Bates, a 2021 distribution and logistics graduate, said the company’s attendance at the conference as a vendor simply made sense.

“We have customers in eastern North Carolina, and we want to support biotech growth,” he said.

“And maybe learn a few things along the way,” Staten added.

Mark Phillips, vice president of statewide operations and executive director of the eastern regional office of the North Carolina Biotechnology Center, speaks to Kimberly Lupo, CEO of Portrett Pharmaceuticals, at her vendor table.

That’s what drew Akin Adeniran to the conference.

“I wanted to be able to talk to some other people who work in the same sector I work in to get some experience and see how things are being done in different companies compared to where I work,” said Adeniran, a quality specialist for CMP Pharma in Farmville. “I wanted to talk to some more experienced people so we can share ideas and make things work better.”

He spent some time visiting Julianne Griffith, a technical support specialist for Flow Sciences, a safety containment systems company from Leland that was among a ballroom full of vendors.

“Containment is one of the most important things in a lab,” Griffith said. “It doesn’t matter if you’re doing something completely revolutionary if everyone in your lab is going to get sick because you weren’t doing it safely. It’s very important to work with containment solutions that keep everyone safe and protected.”

As a student at ECU, Cheyenne Bowman worked in a chemistry lab with Pender. Now she’s a research and development manufacturing scientist at Thermo Fisher in Greenville.

“I attended two years ago, and I like that they brought in more people on the manufacturing side, which is what we’re looking for,” said Bowman, who has bachelor’s (2014) and master’s (2017) degrees in chemistry from ECU.

She toured the vendor tables with Samantha Hartmann, a fellow research and development manufacturing scientist with Thermo Fisher.

“I really enjoyed getting to visit with all the vendors and networking, getting a chance to see what they have,” Hartmann said. “We want to see what we can learn to bring back to our team.”

Julianne Griffith, a technical support specialist with Flow Sciences, talks to Akin Adeniran, a quality specialist with CMP Pharma, during the ECU Spring Pharma Conference.

ECU’s Office of Continuing and Professional Education and the Eastern Region Pharma Center hosted the conference.
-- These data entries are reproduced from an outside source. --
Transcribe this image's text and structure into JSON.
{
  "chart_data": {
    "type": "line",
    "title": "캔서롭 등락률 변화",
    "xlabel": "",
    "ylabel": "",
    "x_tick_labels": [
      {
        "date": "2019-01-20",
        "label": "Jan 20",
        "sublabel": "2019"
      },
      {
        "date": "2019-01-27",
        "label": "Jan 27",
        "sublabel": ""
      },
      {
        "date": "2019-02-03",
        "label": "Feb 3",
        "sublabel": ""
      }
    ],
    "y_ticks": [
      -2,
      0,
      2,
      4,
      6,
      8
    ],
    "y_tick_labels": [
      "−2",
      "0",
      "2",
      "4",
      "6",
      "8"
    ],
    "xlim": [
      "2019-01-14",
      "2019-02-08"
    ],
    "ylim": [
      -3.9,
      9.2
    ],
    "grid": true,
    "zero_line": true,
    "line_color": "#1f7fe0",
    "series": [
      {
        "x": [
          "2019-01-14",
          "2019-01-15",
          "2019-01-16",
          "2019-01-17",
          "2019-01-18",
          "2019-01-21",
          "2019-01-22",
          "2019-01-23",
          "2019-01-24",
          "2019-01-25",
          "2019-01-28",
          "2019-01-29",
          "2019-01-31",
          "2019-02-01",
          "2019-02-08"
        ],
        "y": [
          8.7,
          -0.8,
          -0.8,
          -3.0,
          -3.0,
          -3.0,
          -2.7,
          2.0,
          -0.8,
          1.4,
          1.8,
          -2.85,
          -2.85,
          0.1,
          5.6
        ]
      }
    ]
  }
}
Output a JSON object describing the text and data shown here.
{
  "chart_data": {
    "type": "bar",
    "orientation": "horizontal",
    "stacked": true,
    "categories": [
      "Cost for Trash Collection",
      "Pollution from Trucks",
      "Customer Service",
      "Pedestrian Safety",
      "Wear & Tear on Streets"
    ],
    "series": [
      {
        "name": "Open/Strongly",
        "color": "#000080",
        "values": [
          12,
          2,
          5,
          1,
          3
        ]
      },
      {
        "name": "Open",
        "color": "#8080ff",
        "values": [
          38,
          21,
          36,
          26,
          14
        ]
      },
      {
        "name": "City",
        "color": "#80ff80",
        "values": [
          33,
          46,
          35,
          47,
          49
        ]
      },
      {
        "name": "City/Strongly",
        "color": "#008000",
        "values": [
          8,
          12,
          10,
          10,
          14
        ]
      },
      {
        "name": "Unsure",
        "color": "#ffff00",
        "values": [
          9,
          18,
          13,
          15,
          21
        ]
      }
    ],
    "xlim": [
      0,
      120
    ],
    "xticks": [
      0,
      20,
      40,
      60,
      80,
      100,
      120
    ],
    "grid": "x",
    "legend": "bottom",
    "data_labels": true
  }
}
It featured two days of information, topical discussions and networking. Contributors included regional subject matter experts, vendors, sponsors and invited speakers. Beyond the general program, 28 breakout sessions provided topics to engage attendees from all career stages.
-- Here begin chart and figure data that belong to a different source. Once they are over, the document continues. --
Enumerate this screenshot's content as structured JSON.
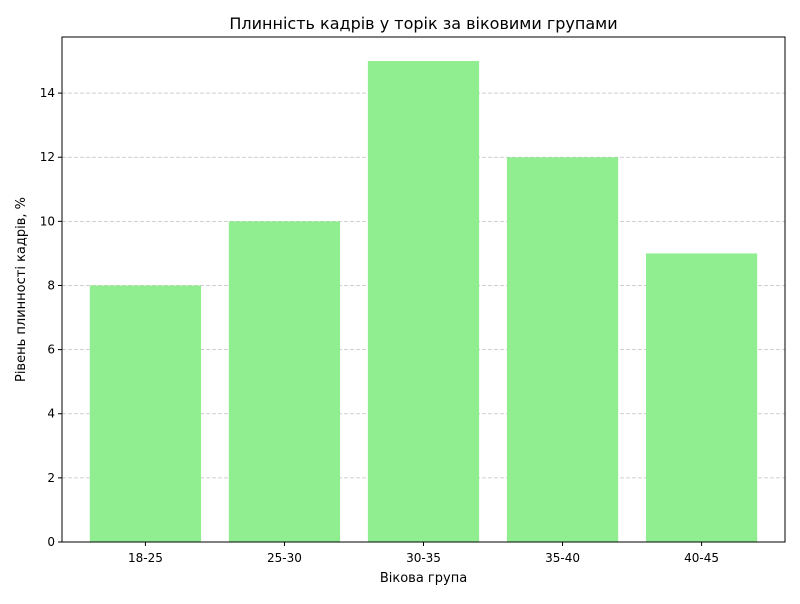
{
  "chart_data": {
    "type": "bar",
    "title": "Плинність кадрів у торік за віковими групами",
    "xlabel": "Вікова група",
    "ylabel": "Рівень плинності кадрів, %",
    "categories": [
      "18-25",
      "25-30",
      "30-35",
      "35-40",
      "40-45"
    ],
    "values": [
      8,
      10,
      15,
      12,
      9
    ],
    "ylim": [
      0,
      15.75
    ],
    "yticks": [
      0,
      2,
      4,
      6,
      8,
      10,
      12,
      14
    ],
    "grid": "y-dashed",
    "bar_color": "#90ee90",
    "grid_color": "#c0c0c0"
  }
}
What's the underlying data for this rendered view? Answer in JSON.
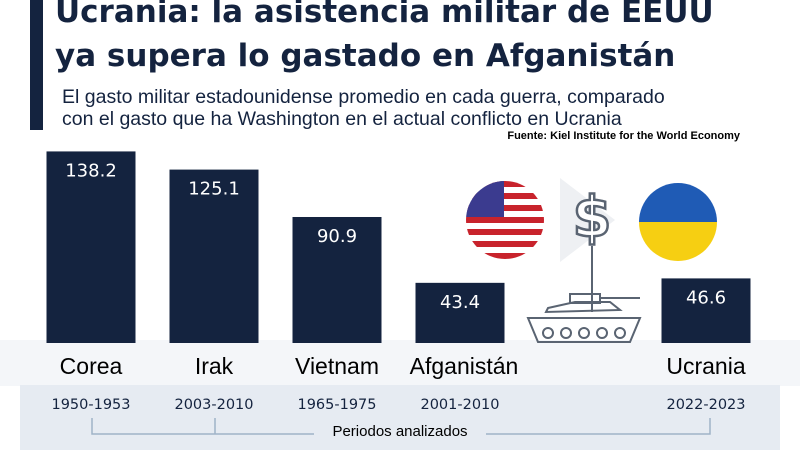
{
  "header": {
    "title_line1": "Ucrania: la asistencia militar de EEUU",
    "title_line2": "ya supera lo gastado en Afganistán",
    "subtitle_line1": "El gasto militar estadounidense promedio en cada guerra, comparado",
    "subtitle_line2": "con el gasto que ha Washington en el actual conflicto en Ucrania",
    "source": "Fuente: Kiel Institute for the World Economy"
  },
  "footer": {
    "periods_label": "Periodos analizados"
  },
  "icons": [
    "us-flag-icon",
    "dollar-sign-icon",
    "ukraine-flag-icon",
    "tank-icon"
  ],
  "colors": {
    "bar": "#14233f",
    "band_light": "#f4f6f9",
    "band_dark": "#e6ebf2"
  },
  "chart_data": {
    "type": "bar",
    "categories": [
      "Corea",
      "Irak",
      "Vietnam",
      "Afganistán",
      "Ucrania"
    ],
    "periods": [
      "1950-1953",
      "2003-2010",
      "1965-1975",
      "2001-2010",
      "2022-2023"
    ],
    "values": [
      138.2,
      125.1,
      90.9,
      43.4,
      46.6
    ],
    "value_labels": [
      "138.2",
      "125.1",
      "90.9",
      "43.4",
      "46.6"
    ],
    "ylim": [
      0,
      145
    ],
    "grid": false,
    "legend": "none"
  }
}
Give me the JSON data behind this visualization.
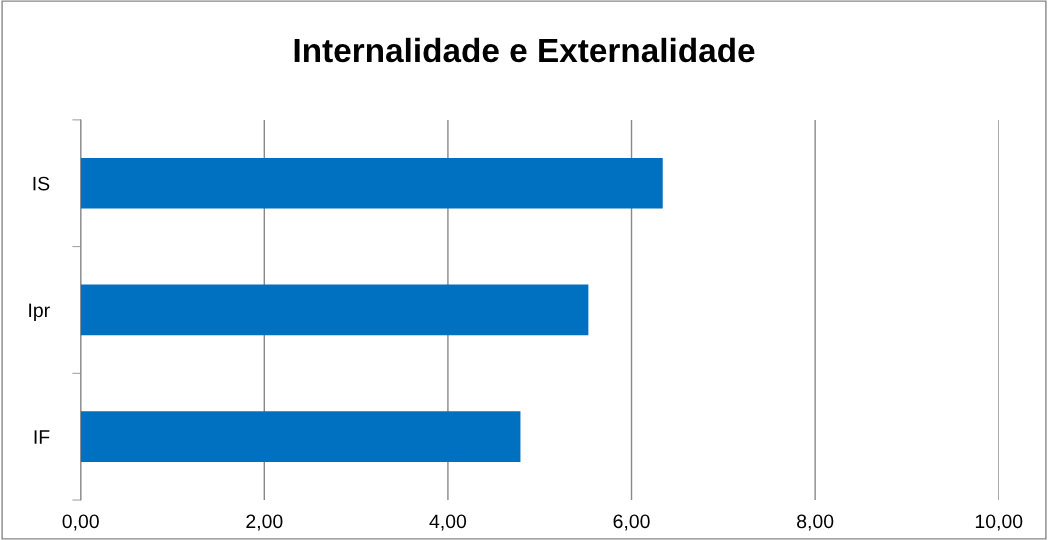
{
  "chart_data": {
    "type": "bar",
    "orientation": "horizontal",
    "title": "Internalidade e Externalidade",
    "categories": [
      "IS",
      "Ipr",
      "IF"
    ],
    "values": [
      6.34,
      5.53,
      4.79
    ],
    "color": "#0070c0",
    "xlim": [
      0,
      10
    ],
    "xticks": [
      {
        "value": 0,
        "label": "0,00"
      },
      {
        "value": 2,
        "label": "2,00"
      },
      {
        "value": 4,
        "label": "4,00"
      },
      {
        "value": 6,
        "label": "6,00"
      },
      {
        "value": 8,
        "label": "8,00"
      },
      {
        "value": 10,
        "label": "10,00"
      }
    ],
    "grid": "x",
    "legend": false
  }
}
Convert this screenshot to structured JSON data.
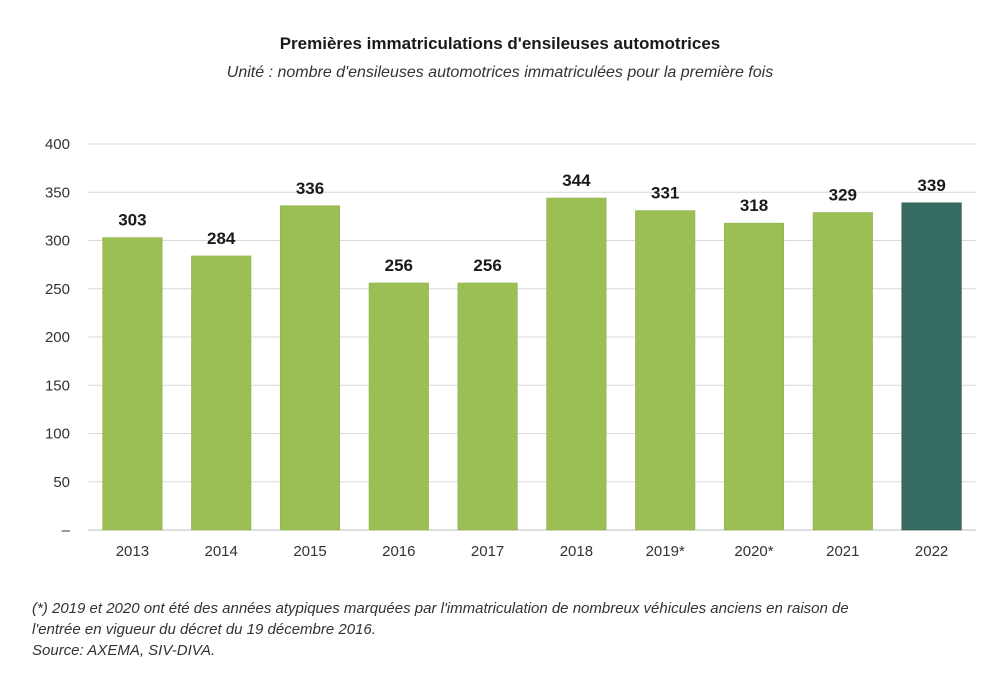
{
  "chart_data": {
    "type": "bar",
    "title": "Premières immatriculations d'ensileuses automotrices",
    "subtitle": "Unité : nombre d'ensileuses automotrices immatriculées pour la première fois",
    "categories": [
      "2013",
      "2014",
      "2015",
      "2016",
      "2017",
      "2018",
      "2019*",
      "2020*",
      "2021",
      "2022"
    ],
    "values": [
      303,
      284,
      336,
      256,
      256,
      344,
      331,
      318,
      329,
      339
    ],
    "ylim": [
      0,
      400
    ],
    "yticks": [
      0,
      50,
      100,
      150,
      200,
      250,
      300,
      350,
      400
    ],
    "ytick_labels": [
      "–",
      "50",
      "100",
      "150",
      "200",
      "250",
      "300",
      "350",
      "400"
    ],
    "grid": true,
    "data_labels": true,
    "colors": {
      "default": "#9bbf55",
      "highlight": "#356b60",
      "highlight_index": 9,
      "grid": "#d9d9d9",
      "axis": "#bfbfbf"
    }
  },
  "footnote": {
    "line1": "(*) 2019 et 2020 ont été des années atypiques marquées par l'immatriculation de nombreux véhicules anciens en raison de",
    "line2": "l'entrée en vigueur du décret du 19 décembre 2016.",
    "source": "Source: AXEMA, SIV-DIVA."
  }
}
Professionals from 55 pharmaceutical and life sciences companies and organizations from throughout North Carolina as well as some students attended the event.
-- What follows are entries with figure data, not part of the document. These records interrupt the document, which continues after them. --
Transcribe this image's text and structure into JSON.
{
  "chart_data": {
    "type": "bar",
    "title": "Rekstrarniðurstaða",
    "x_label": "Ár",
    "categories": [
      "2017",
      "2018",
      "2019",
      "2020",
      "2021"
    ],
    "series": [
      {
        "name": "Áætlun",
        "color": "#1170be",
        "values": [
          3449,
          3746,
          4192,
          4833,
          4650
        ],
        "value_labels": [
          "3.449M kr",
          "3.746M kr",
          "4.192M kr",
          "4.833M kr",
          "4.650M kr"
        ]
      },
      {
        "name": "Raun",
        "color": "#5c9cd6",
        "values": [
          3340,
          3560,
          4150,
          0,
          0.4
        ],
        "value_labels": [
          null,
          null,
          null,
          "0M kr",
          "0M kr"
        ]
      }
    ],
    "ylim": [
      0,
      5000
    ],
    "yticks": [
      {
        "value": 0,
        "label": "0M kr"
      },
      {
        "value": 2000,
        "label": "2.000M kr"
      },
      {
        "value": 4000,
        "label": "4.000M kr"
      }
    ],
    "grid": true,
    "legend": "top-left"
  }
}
In his opening remarks, Phillips looked to 1970 when Burroughs Wellcome first came to Greenville, setting the stage for eastern North Carolina and the state to become a national leader in the pharmaceutical industry.

“We didn’t rest on our laurels,” he said. “We continue to push forward to what’s next.”

An example of that is ECU’s pharma center, created in 2021 through the help of a $1.9 million grant from the Golden LEAF Foundation. With five community colleges and 15 pharmaceutical companies as partners, the center serves as a leader in workforce development for the growing industry, with labs and equipment in the Life Sciences and Biotechnology Building.

“If you haven’t been there, take a tour. It’s really a cool space,” Phillips told attendees.

Bobby Ansley, talent acquisition manager at Novo Nordisk, said that community is at the heart of the company, so serving as title sponsor of the conference just made sense.

“It’s such a cool event,” Ansley said. “At the end of the day, it’s like minds getting together, understanding the similar challenges our corporate counterparts are experiencing and having good discussions about how we can best serve the community.”

Dr. Jack Pender delivers his opening remarks to about 200 people attending the ECU Spring Pharma Conference.